Quanto à memória histórica, as autoras ressaltam seu lugar como fonte, que tal como as
outras, não oferecem automática e objetivamente os dados do passado. Trata-se de uma relação
afetiva “daquele que lembra com aquilo que aconteceu”, sendo tema partilhado por outros
campos de estudo (filosofia, antropologia, linguística). segundo NORA (1993) a “memória retém
do passado aquilo que ainda está vivo na consciência do grupo que a mantém”. Portanto, o
historiador deve se atentar para as descontinuidades e narrações mnemônicas. Ilustrativa é a fala
do personagem Fred Madison (interpretado por Bill Pullman) em Lost Highway (1997) de David
Lynch: “I like to remember things my own way. How i remembered them, not necessarily the way
they happened”
Assim, as autoras realizam uma separação entre a História e a Memória, sendo o
conhecimento histórico uma reconstrução crítica e objetiva que deve utilizar a mnemônica como
fonte (dentro dos limites do possível).
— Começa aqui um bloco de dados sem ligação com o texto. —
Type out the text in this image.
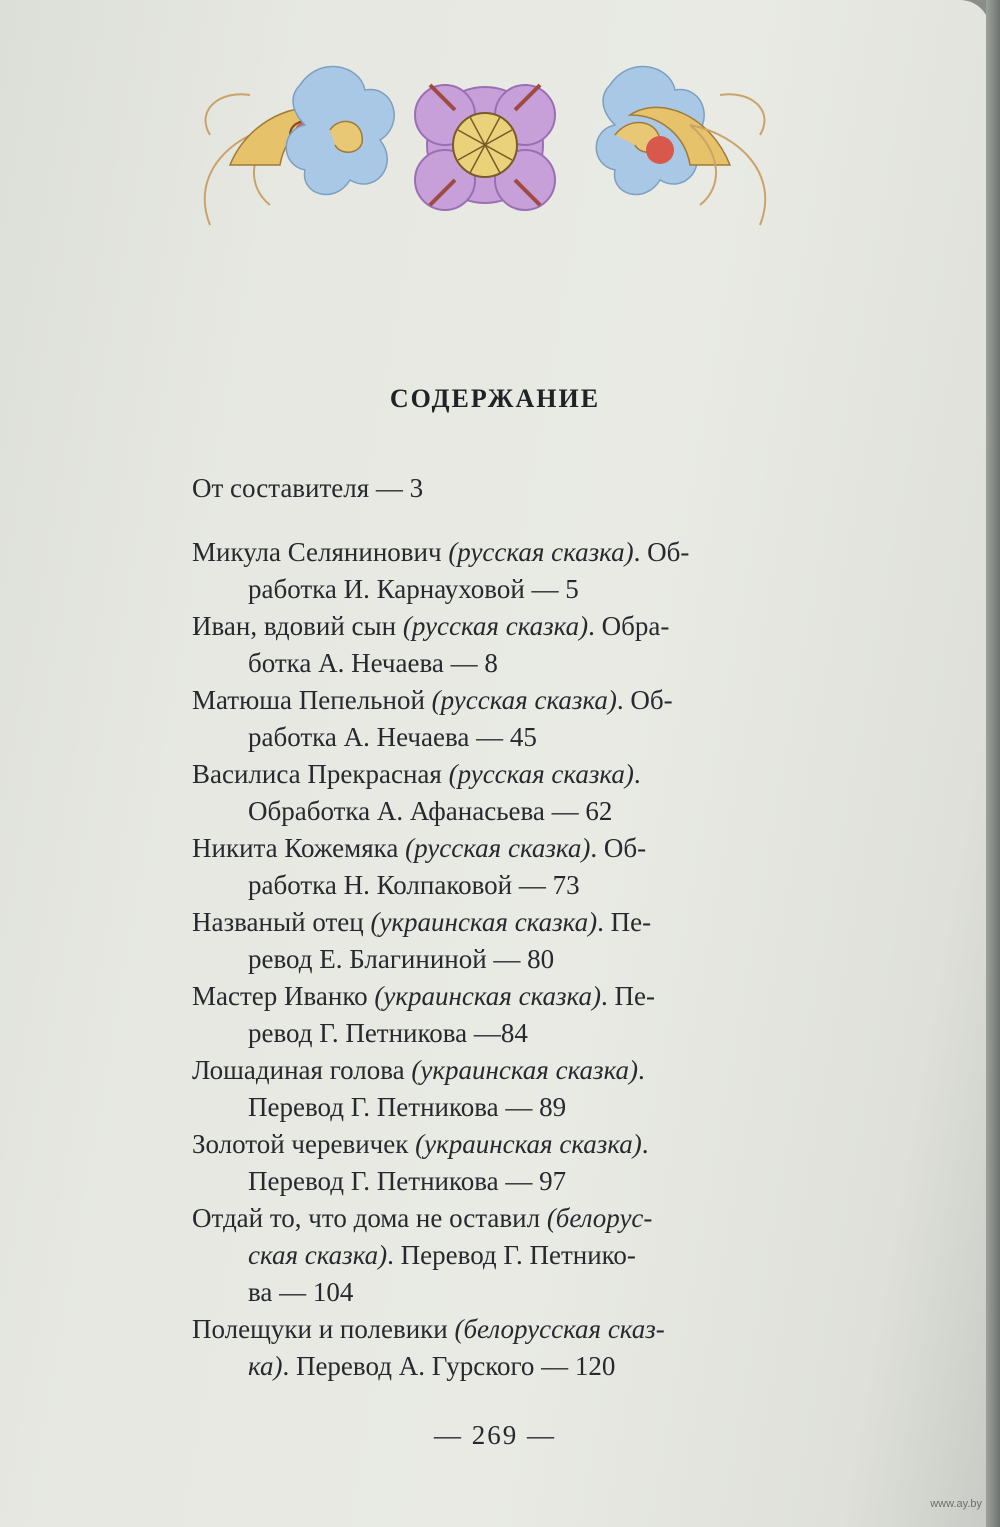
СОДЕРЖАНИЕ
От составителя — 3
Микула Селянинович (русская сказка). Об-
работка И. Карнауховой — 5
Иван, вдовий сын (русская сказка). Обра-
ботка А. Нечаева — 8
Матюша Пепельной (русская сказка). Об-
работка А. Нечаева — 45
Василиса Прекрасная (русская сказка).
Обработка А. Афанасьева — 62
Никита Кожемяка (русская сказка). Об-
работка Н. Колпаковой — 73
Названый отец (украинская сказка). Пе-
ревод Е. Благининой — 80
Мастер Иванко (украинская сказка). Пе-
ревод Г. Петникова —84
Лошадиная голова (украинская сказка).
Перевод Г. Петникова — 89
Золотой черевичек (украинская сказка).
Перевод Г. Петникова — 97
Отдай то, что дома не оставил (белорус-
ская сказка). Перевод Г. Петнико-
ва — 104
Полещуки и полевики (белорусская сказ-
ка). Перевод А. Гурского — 120
— 269 —
www.ay.by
Conforme aumentaram os interesses pelas temáticas das
subjetividades no campo da História, a memória passou a tomar papel importante para a análise
historiográfica, abordando temas como a amnésia social, o uso do esquecimento pelos
nacionalismos, o revisionismo histórico das chamadas “tradições inventadas” (HOBSBAWM).
As autoras concluem ressaltando a importância do historiador em saber reconhecer uma
“memória elaborada” no interior da disciplina histórica, que está em permanente embates e
tensões.

REFERÊNCIAS

HOBSBAWN, Eric; RANGER, Terence. A Invenção das Tradições. Rio de Janeiro: Paz e Terra,
1997. p. 9

LE GOFF, Jacques. História e Memória. 2ª. Ed. Trad. Irene Ferreira. Campinas, Editora da
Unicamp, 1992.

LYNCH, David. Lost Highway. Ciby 2000, Asymmetrical Productions. Estados Unidos. October
Films, 1997.

NORA, Pierre. apud D’ ALESSIO, Márcia Monsur. Memória; leituras de Maurice Halbwachs e
Pierre Nora. Revista Brasileira de História. São Paulo. ANPUH/Marco Zero, v.13 n.25/26,
set.92/ago.93. p. 101

PETERSEN, Silvia; LOVATO BÁRBARA. Introdução ao Estudo da História: Temas e Textos. UFRGS,
2004.
PINSKY, CARLA. Fontes Históricas. 2ª. Ed. Editora Contexto, 2008.